Fed Chair Janet Yellen and the FOMC bumped up interest rates by a quarter point before her final major press conference as the bank's leader, though her outlook for the future of the economy was notably reserved despite a looming GOP tax cut and equities markets that continue to boom.
While Yellen will lead one more meeting early next year, that meeting will almost certainly be custodial and focused on the transition of the committee's leadership to her successor Jerome Powell. This was Yellen's final appearance at a policy meeting press conference, gatherings which the Fed usually reserves for its important policy and messaging changes, and she and other Fed policymakers delivered the interest rate hike that markets had expected coming into the meeting.
They accompanied the increase with a quite muddled message about the policy outlook beyond the end of Yellen's tenure, however, and one that will likely. The committee predicted that growth will rise to 2.5% next year before slowing again in 2019 as labor markets and wages improve. At the same time, the Fed said any increases in prices during that period would still keep inflation levels short of the Fed's long-run 2% target until sometime in 2019; meaning that despite the efforts of Yellen's Fed the central bank has still not fully beat back the deflationary influences that have kept inflation below that target since the onset of the Aughts-ian financial crisis. Additionally, two regional bank members of the committee (Minneapolis Fed chief lumberjack and President Neel Kashkari and Chicago Fed President Charles Evans) voted to keep rates at their current level, reflecting a persistent minority view within the bank's policymaker ranks that the Fed has lifted rates as much as defensible given its failure to even consistently graze its own goals for inflation. This argument will continue to have traction going forward because, as Yellen admitted in her press conference, it seems quite likely that the Fed is not fully grasping what factors are at play in the economy that are have held inflation down for so long despite the Herculean efforts to ease financial conditions the Fed has undertaken.
Yellen did touch on some topical items during her final Q&A, as well. The tax reform package nearing completion in the Capitol and its potential wider impacts is one area of "considerable uncertainty," Yellen said, though she added that most FOMC members and observers estimate a "moderate lift" in GDP from the changes. This stance is another that could easily be amended early next year as economists and the Fed's governors understand more about the potential finalized deal. However the implied bump is perhaps even less "moderate" than Yellen admits considering the committee sees growth sliding back to around the 2% level during 2019 despite the labor market and wage improvements, as well as the uptick in growth, it is predicting during the next year. And though Fed officials usually are quite circumspect about commenting on fiscal policy, Yellen did argue that the tax cut's effects on the national debt could once again leave fiscal policy constrained if the economy were to unexpectedly slow.
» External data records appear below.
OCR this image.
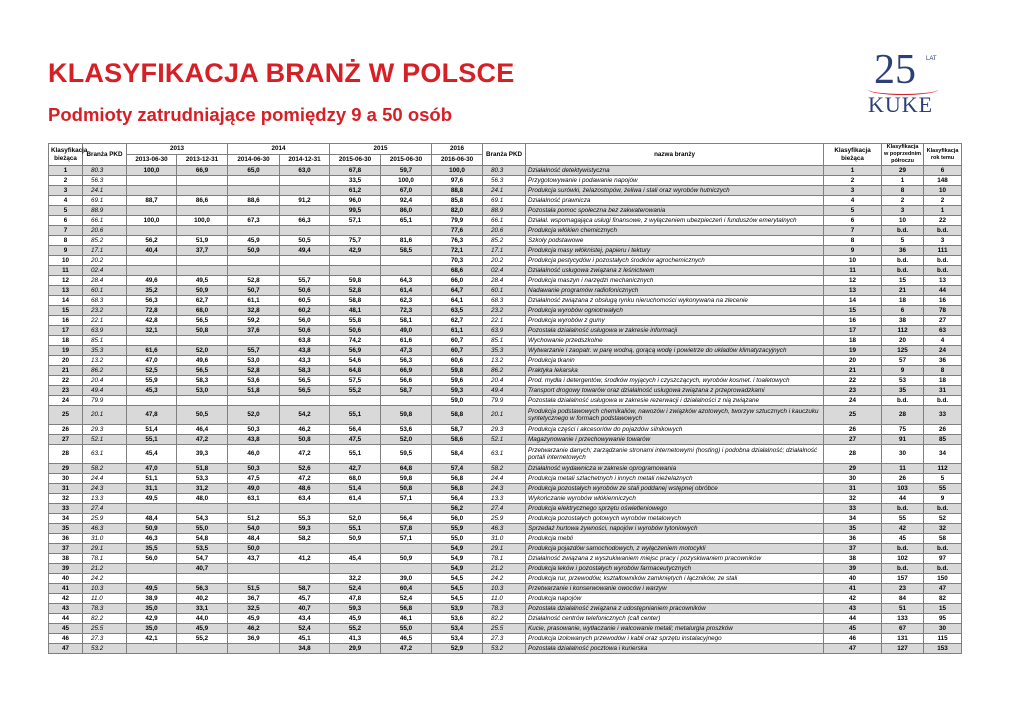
KLASYFIKACJA BRANŻ W POLSCE
Podmioty zatrudniające pomiędzy 9 a 50 osób
25 LAT
KUKE
Klasyfikacja bieżąca	Branża PKD	2013		2014		2015		2016	Branża PKD	nazwa branży	Klasyfikacja bieżąca	Klasyfikacja w poprzednim półroczu	Klasyfikacja rok temu
		2013-06-30	2013-12-31	2014-06-30	2014-12-31	2015-06-30	2015-06-30	2016-06-30					
1	80.3	100,0	66,9	65,0	63,0	67,8	59,7	100,0	80.3	Działalność detektywistyczna	1	29	6
2	56.3					33,5	100,0	97,6	56.3	Przygotowywanie i podawanie napojów	2	1	148
3	24.1					61,2	67,0	88,8	24.1	Produkcja surówki, żelazostopów, żeliwa i stali oraz wyrobów hutniczych	3	8	10
4	69.1	88,7	86,6	88,6	91,2	96,0	92,4	85,8	69.1	Działalność prawnicza	4	2	2
5	88.9					99,5	86,0	82,0	88.9	Pozostała pomoc społeczna bez zakwaterowania	5	3	1
6	66.1	100,0	100,0	67,3	66,3	57,1	65,1	79,9	66.1	Działal. wspomagająca usługi finansowe, z wyłączeniem ubezpieczeń i funduszów emerytalnych	6	10	22
7	20.6							77,6	20.6	Produkcja włókien chemicznych	7	b.d.	b.d.
8	85.2	56,2	51,9	45,9	50,5	75,7	81,6	76,3	85.2	Szkoły podstawowe	8	5	3
9	17.1	40,4	37,7	50,9	49,4	42,9	58,5	72,1	17.1	Produkcja masy włóknistej, papieru i tektury	9	36	111
10	20.2							70,3	20.2	Produkcja pestycydów i pozostałych środków agrochemicznych	10	b.d.	b.d.
11	02.4							68,6	02.4	Działalność usługowa związana z leśnictwem	11	b.d.	b.d.
12	28.4	49,6	49,5	52,8	55,7	59,8	64,3	66,0	28.4	Produkcja maszyn i narzędzi mechanicznych	12	15	13
13	60.1	35,2	50,9	50,7	50,6	52,8	61,4	64,7	60.1	Nadawanie programów radiofonicznych	13	21	44
14	68.3	56,3	62,7	61,1	60,5	58,8	62,3	64,1	68.3	Działalność związana z obsługą rynku nieruchomości wykonywana na zlecenie	14	18	16
15	23.2	72,8	68,0	32,8	60,2	48,1	72,3	63,5	23.2	Produkcja wyrobów ogniotrwałych	15	6	78
16	22.1	42,8	56,5	59,2	56,0	55,8	58,1	62,7	22.1	Produkcja wyrobów z gumy	16	38	27
17	63.9	32,1	50,8	37,6	50,6	50,6	49,0	61,1	63.9	Pozostała działalność usługowa w zakresie informacji	17	112	63
18	85.1				63,8	74,2	61,6	60,7	85.1	Wychowanie przedszkolne	18	20	4
19	35.3	61,6	52,0	55,7	43,8	56,9	47,3	60,7	35.3	Wytwarzanie i zaopatr. w parę wodną, gorącą wodę i powietrze do układów klimatyzacyjnych	19	125	24
20	13.2	47,0	49,6	53,0	43,3	54,6	56,3	60,6	13.2	Produkcja tkanin	20	57	36
21	86.2	52,5	56,5	52,8	58,3	64,8	66,9	59,8	86.2	Praktyka lekarska	21	9	8
22	20.4	55,9	58,3	53,6	56,5	57,5	56,6	59,6	20.4	Prod. mydła i detergentów, środków myjących i czyszczących, wyrobów kosmet. i toaletowych	22	53	18
23	49.4	45,3	53,0	51,8	56,5	55,2	58,7	59,3	49.4	Transport drogowy towarów oraz działalność usługowa związana z przeprowadzkami	23	35	31
24	79.9							59,0	79.9	Pozostała działalność usługowa w zakresie rezerwacji i działalności z nią związane	24	b.d.	b.d.
25	20.1	47,8	50,5	52,0	54,2	55,1	59,8	58,8	20.1	Produkcja podstawowych chemikaliów, nawozów i związków azotowych, tworzyw sztucznych i kauczuku syntetycznego w formach podstawowych	25	28	33
26	29.3	51,4	46,4	50,3	46,2	56,4	53,6	58,7	29.3	Produkcja części i akcesoriów do pojazdów silnikowych	26	75	26
27	52.1	55,1	47,2	43,8	50,8	47,5	52,0	58,6	52.1	Magazynowanie i przechowywanie towarów	27	91	85
28	63.1	45,4	39,3	46,0	47,2	55,1	59,5	58,4	63.1	Przetwarzanie danych; zarządzanie stronami internetowymi (hosting) i podobna działalność; działalność portali internetowych	28	30	34
29	58.2	47,0	51,8	50,3	52,6	42,7	64,8	57,4	58.2	Działalność wydawnicza w zakresie oprogramowania	29	11	112
30	24.4	51,1	53,3	47,5	47,2	68,0	59,8	56,8	24.4	Produkcja metali szlachetnych i innych metali nieżelaznych	30	26	5
31	24.3	31,1	31,2	49,0	48,6	51,4	50,8	56,8	24.3	Produkcja pozostałych wyrobów ze stali poddanej wstępnej obróbce	31	103	55
32	13.3	49,5	48,0	63,1	63,4	61,4	57,1	56,4	13.3	Wykończanie wyrobów włókienniczych	32	44	9
33	27.4							56,2	27.4	Produkcja elektrycznego sprzętu oświetleniowego	33	b.d.	b.d.
34	25.9	48,4	54,3	51,2	55,3	52,0	56,4	56,0	25.9	Produkcja pozostałych gotowych wyrobów metalowych	34	55	52
35	46.3	50,9	55,0	54,0	59,3	55,1	57,8	55,9	46.3	Sprzedaż hurtowa żywności, napojów i wyrobów tytoniowych	35	42	32
36	31.0	46,3	54,8	48,4	58,2	50,9	57,1	55,0	31.0	Produkcja mebli	36	45	58
37	29.1	35,5	53,5	50,0				54,9	29.1	Produkcja pojazdów samochodowych, z wyłączeniem motocykli	37	b.d.	b.d.
38	78.1	56,0	54,7	43,7	41,2	45,4	50,9	54,9	78.1	Działalność związana z wyszukiwaniem miejsc pracy i pozyskiwaniem pracowników	38	102	97
39	21.2		40,7					54,9	21.2	Produkcja leków i pozostałych wyrobów farmaceutycznych	39	b.d.	b.d.
40	24.2					32,2	39,0	54,5	24.2	Produkcja rur, przewodów, kształtowników zamkniętych i łączników, ze stali	40	157	150
41	10.3	49,5	56,3	51,5	58,7	52,4	60,4	54,5	10.3	Przetwarzanie i konserwowanie owoców i warzyw	41	23	47
42	11.0	38,9	40,2	36,7	45,7	47,8	52,4	54,5	11.0	Produkcja napojów	42	84	82
43	78.3	35,0	33,1	32,5	40,7	59,3	56,8	53,9	78.3	Pozostała działalność związana z udostępnianiem pracowników	43	51	15
44	82.2	42,9	44,0	45,9	43,4	45,9	46,1	53,6	82.2	Działalność centrów telefonicznych (call center)	44	133	95
45	25.5	35,0	45,9	46,2	52,4	55,2	55,0	53,4	25.5	Kucie, prasowanie, wytłaczanie i walcowanie metali; metalurgia proszków	45	67	30
46	27.3	42,1	55,2	36,9	45,1	41,3	46,5	53,4	27.3	Produkcja izolowanych przewodów i kabli oraz sprzętu instalacyjnego	46	131	115
47	53.2				34,8	29,9	47,2	52,9	53.2	Pozostała działalność pocztowa i kurierska	47	127	153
In many respects this decision -- and the messages with which the Fed delivered it -- seem designed to give Jay Powell as much policy flexibility heading into the beginning of his tenure as possible. FOMC members are signaling that labor markets will continue to improve incrementally, and growth will see a bump next year; at the same time, inflation will be light and remains a problem for the future and steady but quite moderate tightening moves are necessary. Taken altogether it is a decent summation of the overarching policy prerogatives of the Yellen era. And while there has been little indication that Powell has serious disagreements with Yellen about the outlook for the economy and monetary policy, maintaining a consistent stance as she exits allows Powell time now to begin engineering any important policy or messaging changes and to consolidate the slow normalization achievements to which she led the Fed.